Transport and Tourism Hit Hard
The floods did not spare Kenya's transport and tourism industries. Kenya Airways suspended flights into Nairobi for several days, diverting international and domestic services to Mombasa's Moi International Airport, causing widespread disruption to travellers. Further afield, tourists at the world-famous Maasai Mara National Reserve were airlifted to safety after the Mara and Talek rivers broke their banks, inundating camps and cutting off access routes. The evacuations raised concerns about the resilience of Kenya's tourism infrastructure to climate-related events at a time when the sector is performing strongly.

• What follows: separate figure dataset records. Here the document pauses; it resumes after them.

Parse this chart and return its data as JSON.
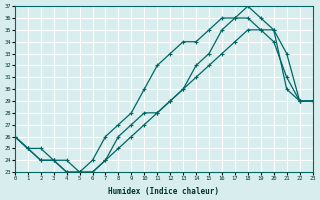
{
  "xlabel": "Humidex (Indice chaleur)",
  "bg_color": "#d8eeee",
  "grid_color": "#ffffff",
  "line_color": "#006666",
  "xlim": [
    0,
    23
  ],
  "ylim": [
    23,
    37
  ],
  "xticks": [
    0,
    1,
    2,
    3,
    4,
    5,
    6,
    7,
    8,
    9,
    10,
    11,
    12,
    13,
    14,
    15,
    16,
    17,
    18,
    19,
    20,
    21,
    22,
    23
  ],
  "yticks": [
    23,
    24,
    25,
    26,
    27,
    28,
    29,
    30,
    31,
    32,
    33,
    34,
    35,
    36,
    37
  ],
  "line1_x": [
    0,
    1,
    2,
    3,
    4,
    5,
    6,
    7,
    8,
    9,
    10,
    11,
    12,
    13,
    14,
    15,
    16,
    17,
    18,
    19,
    20,
    21,
    22,
    23
  ],
  "line1_y": [
    26,
    25,
    24,
    24,
    23,
    23,
    23,
    24,
    25,
    26,
    27,
    28,
    29,
    30,
    32,
    33,
    35,
    36,
    37,
    36,
    35,
    33,
    29,
    29
  ],
  "line2_x": [
    0,
    1,
    2,
    3,
    4,
    5,
    6,
    7,
    8,
    9,
    10,
    11,
    12,
    13,
    14,
    15,
    16,
    17,
    18,
    19,
    20,
    21,
    22,
    23
  ],
  "line2_y": [
    26,
    25,
    25,
    24,
    24,
    23,
    24,
    26,
    27,
    28,
    30,
    32,
    33,
    34,
    34,
    35,
    36,
    36,
    36,
    35,
    34,
    31,
    29,
    29
  ],
  "line3_x": [
    0,
    1,
    2,
    3,
    4,
    5,
    6,
    7,
    8,
    9,
    10,
    11,
    12,
    13,
    14,
    15,
    16,
    17,
    18,
    19,
    20,
    21,
    22,
    23
  ],
  "line3_y": [
    26,
    25,
    24,
    24,
    23,
    23,
    23,
    24,
    26,
    27,
    28,
    28,
    29,
    30,
    31,
    32,
    33,
    34,
    35,
    35,
    35,
    30,
    29,
    29
  ]
}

Government Response: Soldiers, Food Aid and Free Treatment
William Ruto mounted a swift and multi-pronged response. He deployed soldiers and multi-agency emergency teams across the worst-hit areas to assist with rescues, evacuations, and logistics. Strategic food reserves were unlocked and dispatched to displaced families, and in a significant gesture, Ruto announced that the government would foot the hospital bills of all flood victims currently receiving treatment in public health facilities. The National Police Service activated toll-free emergency lines — 999, 911, and 112 — and urged Kenyans to report emergencies immediately.
Health authorities separately sounded the alarm over waterborne diseases, warning that the risk of cholera and malaria had increased significantly due to contaminated water supplies and stagnant floodwaters in densely populated residential areas. Fumigation and water purification efforts have been deployed in several zones, though public health experts warn that secondary disease outbreaks in the weeks ahead remain a serious concern.

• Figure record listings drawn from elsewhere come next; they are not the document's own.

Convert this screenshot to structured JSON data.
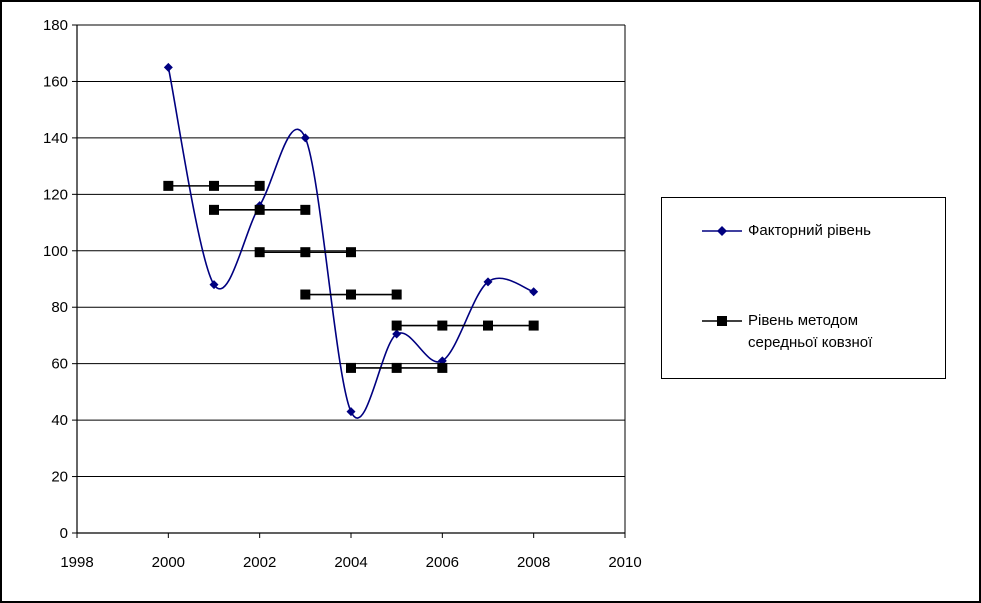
{
  "chart_data": {
    "type": "line",
    "title": "",
    "xlabel": "",
    "ylabel": "",
    "xlim": [
      1998,
      2010
    ],
    "ylim": [
      0,
      180
    ],
    "xticks": [
      1998,
      2000,
      2002,
      2004,
      2006,
      2008,
      2010
    ],
    "yticks": [
      0,
      20,
      40,
      60,
      80,
      100,
      120,
      140,
      160,
      180
    ],
    "grid": "horizontal",
    "legend_position": "right",
    "series": [
      {
        "name": "Факторний рівень",
        "color": "#000080",
        "marker": "diamond",
        "smooth": true,
        "x": [
          2000,
          2001,
          2002,
          2003,
          2004,
          2005,
          2006,
          2007,
          2008
        ],
        "y": [
          165,
          88,
          116,
          140,
          43,
          70.5,
          61,
          89,
          85.5
        ]
      },
      {
        "name": "Рівень методом середньої ковзної",
        "color": "#000000",
        "marker": "square",
        "segments": [
          {
            "x": [
              2000,
              2001,
              2002
            ],
            "y": [
              123,
              123,
              123
            ]
          },
          {
            "x": [
              2001,
              2002,
              2003
            ],
            "y": [
              114.5,
              114.5,
              114.5
            ]
          },
          {
            "x": [
              2002,
              2003,
              2004
            ],
            "y": [
              99.5,
              99.5,
              99.5
            ]
          },
          {
            "x": [
              2003,
              2004,
              2005
            ],
            "y": [
              84.5,
              84.5,
              84.5
            ]
          },
          {
            "x": [
              2004,
              2005,
              2006
            ],
            "y": [
              58.5,
              58.5,
              58.5
            ]
          },
          {
            "x": [
              2005,
              2006,
              2007,
              2008
            ],
            "y": [
              73.5,
              73.5,
              73.5,
              73.5
            ]
          }
        ]
      }
    ]
  },
  "legend": {
    "item1_label": "Факторний рівень",
    "item2_line1": "Рівень методом",
    "item2_line2": "середньої ковзної"
  }
}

Despite the government's actions, criticism has been swift and pointed. Residents, activists, and urban planners have laid the blame squarely on years of neglected drainage infrastructure, poor land-use planning, and the illegal occupation of riparian land. They argue that Nairobi's roads and drainage systems were designed for a much smaller city and have not been meaningfully upgraded to accommodate the capital's explosive population growth. Some have called for the prosecution of county officials who approved construction on floodplains.
Climate Change: Making Bad Situations Worse
Scientists are unambiguous: the Kenya floods of 2026 are not simply a governance failure. They are part of a broader pattern of climate extremes that East Africa is increasingly being subjected to as global temperatures rise. Research has shown that climate change is concentrating rainfall into shorter, more intense bursts across the region — a phenomenon researchers call "climate whiplash," in which communities face more severe droughts and far more destructive storms in rapid succession. A major attribution study published in 2024 found that climate change had made catastrophic rain events in East Africa at least twice as likely compared to pre-industrial conditions.

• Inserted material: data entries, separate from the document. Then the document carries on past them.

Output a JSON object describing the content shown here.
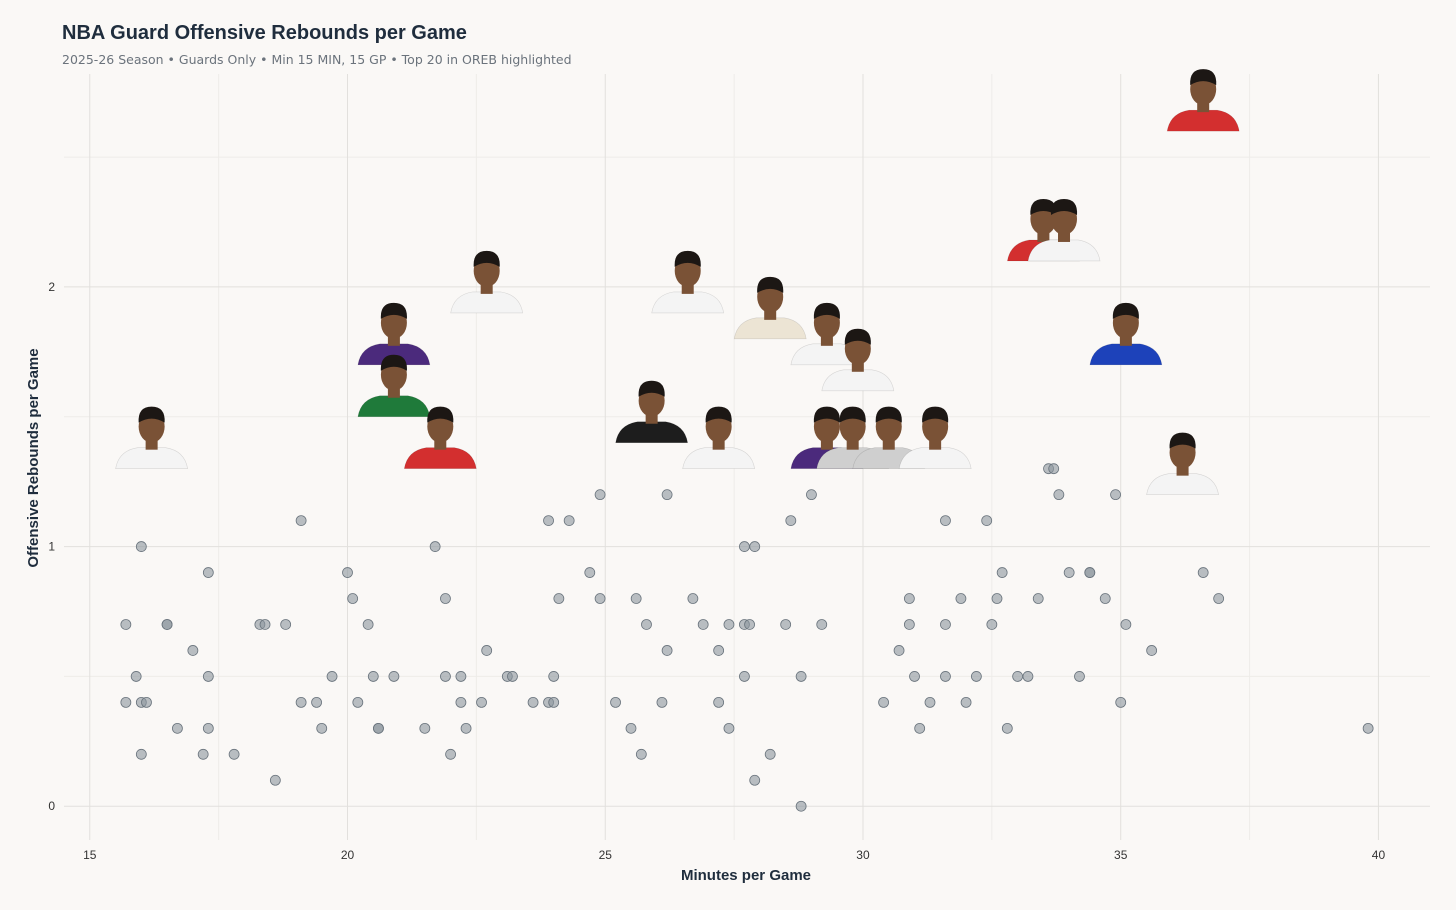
{
  "chart_data": {
    "type": "scatter",
    "title": "NBA Guard Offensive Rebounds per Game",
    "subtitle": "2025-26 Season • Guards Only • Min 15 MIN, 15 GP • Top 20 in OREB highlighted",
    "xlabel": "Minutes per Game",
    "ylabel": "Offensive Rebounds per Game",
    "xlim": [
      14.5,
      41
    ],
    "ylim": [
      -0.13,
      2.82
    ],
    "xticks": [
      15,
      20,
      25,
      30,
      35,
      40
    ],
    "yticks": [
      0,
      1,
      2
    ],
    "grid": true,
    "colors": {
      "dot": "#8c969f",
      "skin": "#7a5236",
      "hair": "#1c1714",
      "jerseys": {
        "white": "#f4f4f4",
        "red": "#d32f2f",
        "black": "#1d1d1d",
        "purple": "#4b2a7c",
        "green": "#1f7a3a",
        "blue": "#1d42ba",
        "cream": "#ece4d4",
        "gray": "#cfcfcf"
      }
    },
    "points": [
      {
        "x": 15.7,
        "y": 0.7
      },
      {
        "x": 15.7,
        "y": 0.4
      },
      {
        "x": 15.9,
        "y": 0.5
      },
      {
        "x": 16.0,
        "y": 1.0
      },
      {
        "x": 16.0,
        "y": 0.4
      },
      {
        "x": 16.0,
        "y": 0.2
      },
      {
        "x": 16.1,
        "y": 0.4
      },
      {
        "x": 16.5,
        "y": 0.7
      },
      {
        "x": 16.5,
        "y": 0.7
      },
      {
        "x": 16.7,
        "y": 0.3
      },
      {
        "x": 17.0,
        "y": 0.6
      },
      {
        "x": 17.2,
        "y": 0.2
      },
      {
        "x": 17.3,
        "y": 0.9
      },
      {
        "x": 17.3,
        "y": 0.5
      },
      {
        "x": 17.3,
        "y": 0.3
      },
      {
        "x": 17.8,
        "y": 0.2
      },
      {
        "x": 18.3,
        "y": 0.7
      },
      {
        "x": 18.4,
        "y": 0.7
      },
      {
        "x": 18.6,
        "y": 0.1
      },
      {
        "x": 18.8,
        "y": 0.7
      },
      {
        "x": 19.1,
        "y": 1.1
      },
      {
        "x": 19.1,
        "y": 0.4
      },
      {
        "x": 19.4,
        "y": 0.4
      },
      {
        "x": 19.5,
        "y": 0.3
      },
      {
        "x": 19.7,
        "y": 0.5
      },
      {
        "x": 20.0,
        "y": 0.9
      },
      {
        "x": 20.1,
        "y": 0.8
      },
      {
        "x": 20.2,
        "y": 0.4
      },
      {
        "x": 20.4,
        "y": 0.7
      },
      {
        "x": 20.5,
        "y": 0.5
      },
      {
        "x": 20.6,
        "y": 0.3
      },
      {
        "x": 20.6,
        "y": 0.3
      },
      {
        "x": 20.9,
        "y": 0.5
      },
      {
        "x": 21.5,
        "y": 0.3
      },
      {
        "x": 21.7,
        "y": 1.0
      },
      {
        "x": 21.9,
        "y": 0.8
      },
      {
        "x": 21.9,
        "y": 0.5
      },
      {
        "x": 22.0,
        "y": 0.2
      },
      {
        "x": 22.2,
        "y": 0.5
      },
      {
        "x": 22.2,
        "y": 0.4
      },
      {
        "x": 22.3,
        "y": 0.3
      },
      {
        "x": 22.6,
        "y": 0.4
      },
      {
        "x": 22.7,
        "y": 0.6
      },
      {
        "x": 23.1,
        "y": 0.5
      },
      {
        "x": 23.2,
        "y": 0.5
      },
      {
        "x": 23.6,
        "y": 0.4
      },
      {
        "x": 23.9,
        "y": 1.1
      },
      {
        "x": 23.9,
        "y": 0.4
      },
      {
        "x": 24.0,
        "y": 0.5
      },
      {
        "x": 24.0,
        "y": 0.4
      },
      {
        "x": 24.1,
        "y": 0.8
      },
      {
        "x": 24.3,
        "y": 1.1
      },
      {
        "x": 24.7,
        "y": 0.9
      },
      {
        "x": 24.9,
        "y": 1.2
      },
      {
        "x": 24.9,
        "y": 0.8
      },
      {
        "x": 25.2,
        "y": 0.4
      },
      {
        "x": 25.5,
        "y": 0.3
      },
      {
        "x": 25.6,
        "y": 0.8
      },
      {
        "x": 25.7,
        "y": 0.2
      },
      {
        "x": 25.8,
        "y": 0.7
      },
      {
        "x": 26.1,
        "y": 0.4
      },
      {
        "x": 26.2,
        "y": 1.2
      },
      {
        "x": 26.2,
        "y": 0.6
      },
      {
        "x": 26.7,
        "y": 0.8
      },
      {
        "x": 26.9,
        "y": 0.7
      },
      {
        "x": 27.2,
        "y": 0.6
      },
      {
        "x": 27.2,
        "y": 0.4
      },
      {
        "x": 27.4,
        "y": 0.7
      },
      {
        "x": 27.4,
        "y": 0.3
      },
      {
        "x": 27.7,
        "y": 1.0
      },
      {
        "x": 27.7,
        "y": 0.7
      },
      {
        "x": 27.7,
        "y": 0.5
      },
      {
        "x": 27.8,
        "y": 0.7
      },
      {
        "x": 27.9,
        "y": 1.0
      },
      {
        "x": 27.9,
        "y": 0.1
      },
      {
        "x": 28.2,
        "y": 0.2
      },
      {
        "x": 28.5,
        "y": 0.7
      },
      {
        "x": 28.6,
        "y": 1.1
      },
      {
        "x": 28.8,
        "y": 0.5
      },
      {
        "x": 28.8,
        "y": 0.0
      },
      {
        "x": 29.0,
        "y": 1.2
      },
      {
        "x": 29.2,
        "y": 0.7
      },
      {
        "x": 30.4,
        "y": 0.4
      },
      {
        "x": 30.7,
        "y": 0.6
      },
      {
        "x": 30.9,
        "y": 0.8
      },
      {
        "x": 30.9,
        "y": 0.7
      },
      {
        "x": 31.0,
        "y": 0.5
      },
      {
        "x": 31.1,
        "y": 0.3
      },
      {
        "x": 31.3,
        "y": 0.4
      },
      {
        "x": 31.6,
        "y": 1.1
      },
      {
        "x": 31.6,
        "y": 0.7
      },
      {
        "x": 31.6,
        "y": 0.5
      },
      {
        "x": 31.9,
        "y": 0.8
      },
      {
        "x": 32.0,
        "y": 0.4
      },
      {
        "x": 32.2,
        "y": 0.5
      },
      {
        "x": 32.4,
        "y": 1.1
      },
      {
        "x": 32.5,
        "y": 0.7
      },
      {
        "x": 32.6,
        "y": 0.8
      },
      {
        "x": 32.7,
        "y": 0.9
      },
      {
        "x": 32.8,
        "y": 0.3
      },
      {
        "x": 33.0,
        "y": 0.5
      },
      {
        "x": 33.2,
        "y": 0.5
      },
      {
        "x": 33.4,
        "y": 0.8
      },
      {
        "x": 33.6,
        "y": 1.3
      },
      {
        "x": 33.7,
        "y": 1.3
      },
      {
        "x": 33.8,
        "y": 1.2
      },
      {
        "x": 34.0,
        "y": 0.9
      },
      {
        "x": 34.2,
        "y": 0.5
      },
      {
        "x": 34.4,
        "y": 0.9
      },
      {
        "x": 34.4,
        "y": 0.9
      },
      {
        "x": 34.7,
        "y": 0.8
      },
      {
        "x": 34.9,
        "y": 1.2
      },
      {
        "x": 35.0,
        "y": 0.4
      },
      {
        "x": 35.1,
        "y": 0.7
      },
      {
        "x": 35.6,
        "y": 0.6
      },
      {
        "x": 36.6,
        "y": 0.9
      },
      {
        "x": 36.9,
        "y": 0.8
      },
      {
        "x": 39.8,
        "y": 0.3
      }
    ],
    "highlighted": [
      {
        "x": 36.6,
        "y": 2.6,
        "jersey": "red"
      },
      {
        "x": 33.5,
        "y": 2.1,
        "jersey": "red"
      },
      {
        "x": 33.9,
        "y": 2.1,
        "jersey": "white"
      },
      {
        "x": 22.7,
        "y": 1.9,
        "jersey": "white"
      },
      {
        "x": 26.6,
        "y": 1.9,
        "jersey": "white"
      },
      {
        "x": 28.2,
        "y": 1.8,
        "jersey": "cream"
      },
      {
        "x": 29.3,
        "y": 1.7,
        "jersey": "white"
      },
      {
        "x": 35.1,
        "y": 1.7,
        "jersey": "blue"
      },
      {
        "x": 20.9,
        "y": 1.7,
        "jersey": "purple"
      },
      {
        "x": 29.9,
        "y": 1.6,
        "jersey": "white"
      },
      {
        "x": 20.9,
        "y": 1.5,
        "jersey": "green"
      },
      {
        "x": 25.9,
        "y": 1.4,
        "jersey": "black"
      },
      {
        "x": 16.2,
        "y": 1.3,
        "jersey": "white"
      },
      {
        "x": 21.8,
        "y": 1.3,
        "jersey": "red"
      },
      {
        "x": 27.2,
        "y": 1.3,
        "jersey": "white"
      },
      {
        "x": 29.3,
        "y": 1.3,
        "jersey": "purple"
      },
      {
        "x": 29.8,
        "y": 1.3,
        "jersey": "gray"
      },
      {
        "x": 30.5,
        "y": 1.3,
        "jersey": "gray"
      },
      {
        "x": 31.4,
        "y": 1.3,
        "jersey": "white"
      },
      {
        "x": 36.2,
        "y": 1.2,
        "jersey": "white"
      }
    ]
  }
}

The problem is compounded by rapid urbanisation. As Nairobi and other cities expand, water-absorbing green spaces, wetlands, and forests are replaced by concrete and tarmac, leaving floodwaters with nowhere to go. Until Kenya addresses both the immediate infrastructure deficit and the longer-term challenge of climate adaptation, experts warn that scenes like those witnessed this week will become a recurring feature of every rainy season.
With the long rains running from March through to May, the Kenya Meteorological Department has urged all Kenyans — particularly those in flood-prone areas — to stay informed, move away from riverbanks, and heed government advisories.